For instance, if she's at the local market shopping for strawberries for a desert and they're not at their best, she will simply change her plans and get the cherries instead.
"If you use the freshest ingredients, 75 to 90 per cent of your job is already done," she explains. "Just make the asparagus or snow pea or oyster taste as good as it can; respect it, do the least possible, and you'll be rewarded."
This is one of the reasons she is still so enamoured of French cooking.
"Good French food always takes the seasons into account, as well as the regions in which the food is grown, and I do believe that our bodies react to those naturally occurring matches in a very positive way," she says. "So many [classic] French combinations - such as asparagus and morel mushrooms, salmon with sorrel sauce, spring lamb with spring vegetables - were born out of natural seasonal combinations that just seem to be made for one another."
Indeed, if you were to ask Wells what the secret to French cooking is, she would continue in the same vein: "Buy the very, very freshest ingredients and do the least possible with them," she says.
The biggest culinary mistake, she notes, is making it more complicated than it needs to be. She then adds that a few other basics also need to be mastered: learn to make a perfect vinaigrette, perfect pastry, and make your own chicken stock.

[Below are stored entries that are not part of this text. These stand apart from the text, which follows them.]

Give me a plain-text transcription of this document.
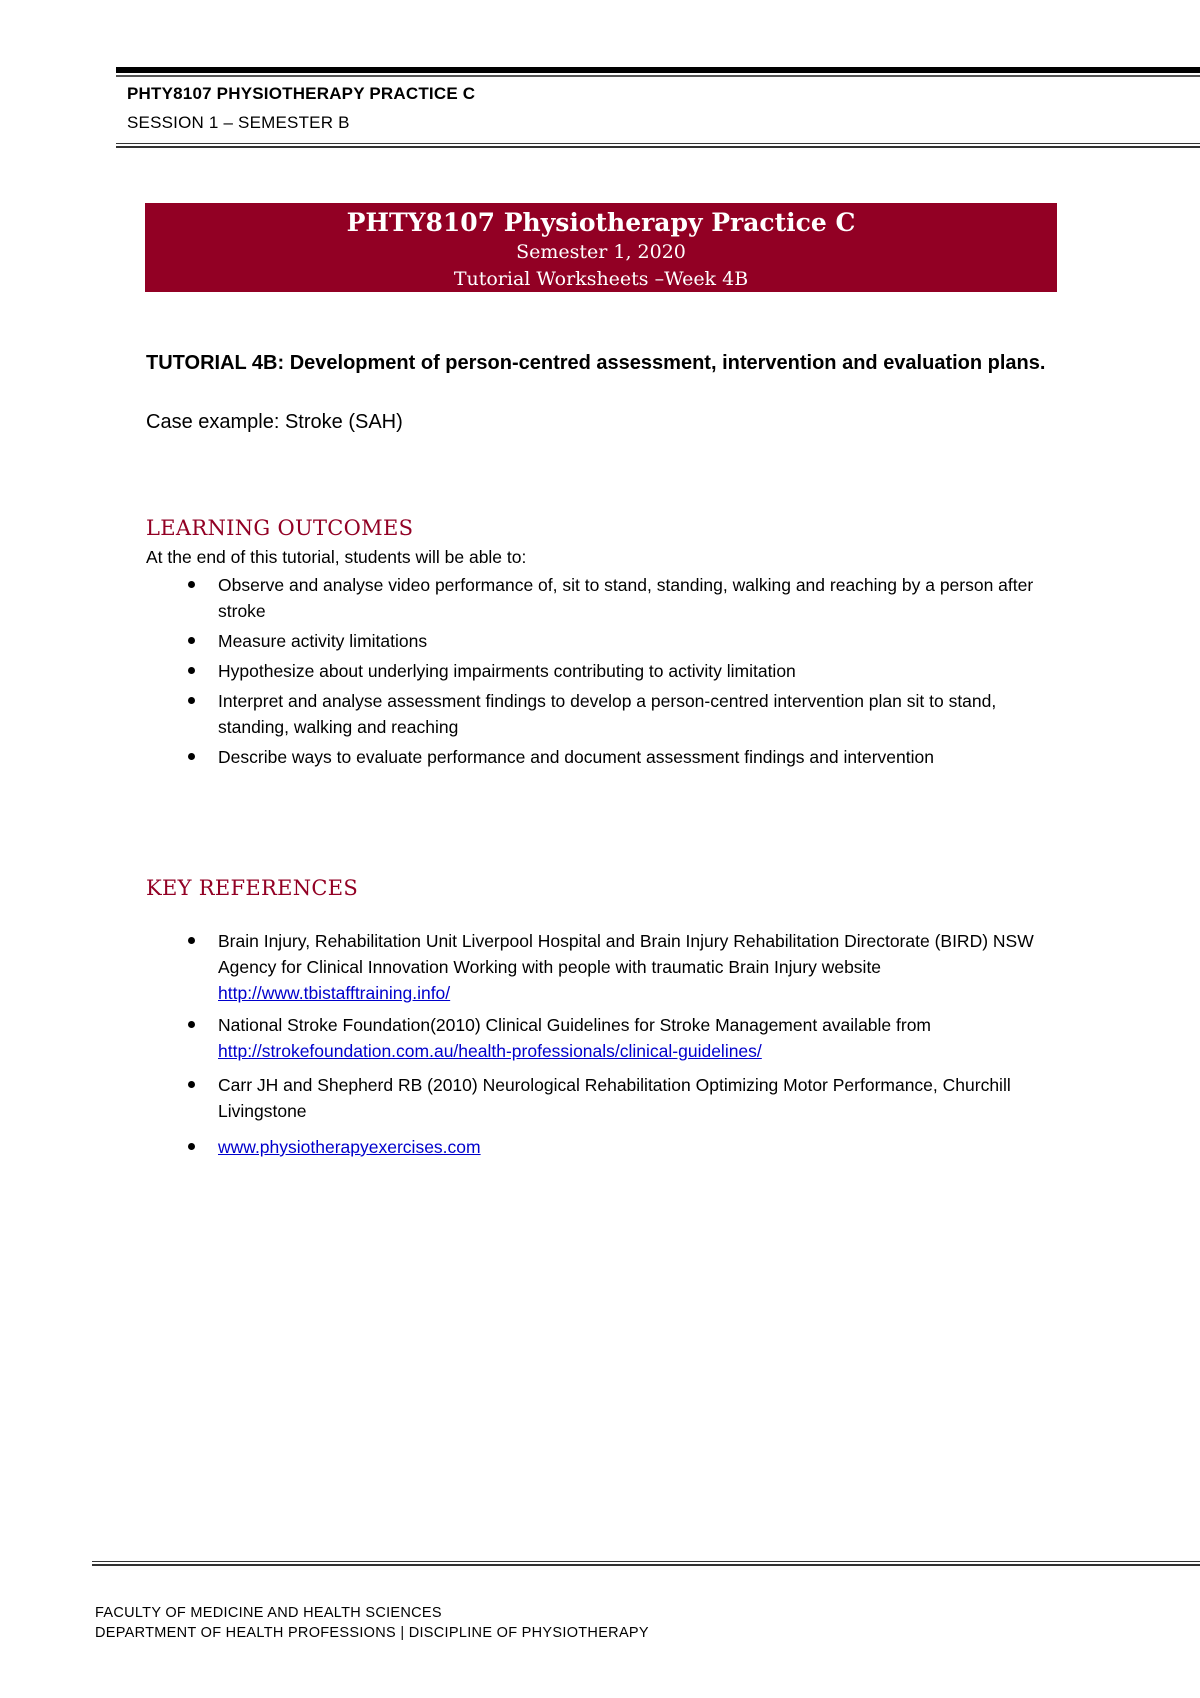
PHTY8107 PHYSIOTHERAPY PRACTICE C
SESSION 1 – SEMESTER B
PHTY8107 Physiotherapy Practice C
Semester 1, 2020
Tutorial Worksheets –Week 4B
TUTORIAL 4B: Development of person-centred assessment, intervention and evaluation plans.
Case example: Stroke (SAH)
LEARNING OUTCOMES
At the end of this tutorial, students will be able to:
Observe and analyse video performance of, sit to stand, standing, walking and reaching by a person after stroke
Measure activity limitations
Hypothesize about underlying impairments contributing to activity limitation
Interpret and analyse assessment findings to develop a person-centred intervention plan sit to stand, standing, walking and reaching
Describe ways to evaluate performance and document assessment findings and intervention
KEY REFERENCES
Brain Injury, Rehabilitation Unit Liverpool Hospital and Brain Injury Rehabilitation Directorate (BIRD) NSW Agency for Clinical Innovation Working with people with traumatic Brain Injury website http://www.tbistafftraining.info/
National Stroke Foundation(2010) Clinical Guidelines for Stroke Management available from http://strokefoundation.com.au/health-professionals/clinical-guidelines/
Carr JH and Shepherd RB (2010) Neurological Rehabilitation Optimizing Motor Performance, Churchill Livingstone
www.physiotherapyexercises.com
FACULTY OF MEDICINE AND HEALTH SCIENCES
DEPARTMENT OF HEALTH PROFESSIONS | DISCIPLINE OF PHYSIOTHERAPY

All of which is obviously easy for her to say. After all, this is a woman who actually grows and cures her own capers in vinegar.
It takes a tonne of patience and just the right soil and climate, she cautions, before launching into a relatively long-winded explanation of what to do with capers once you've actually managed to grow the little blighters.
And it is that sort of down-to-earth enthusiasm that probably accounts for her success in revealing the mysteries of French cooking to the non-French-speaking, hamburger-eating general public.
"I do get excited and enthused about my classes and my books. I truly enjoy them and don't every think of them as drudgery," she says. "And I think it shows through. The enjoyment is infectious and so, hopefully, my readers and students are enjoying it as much as I am."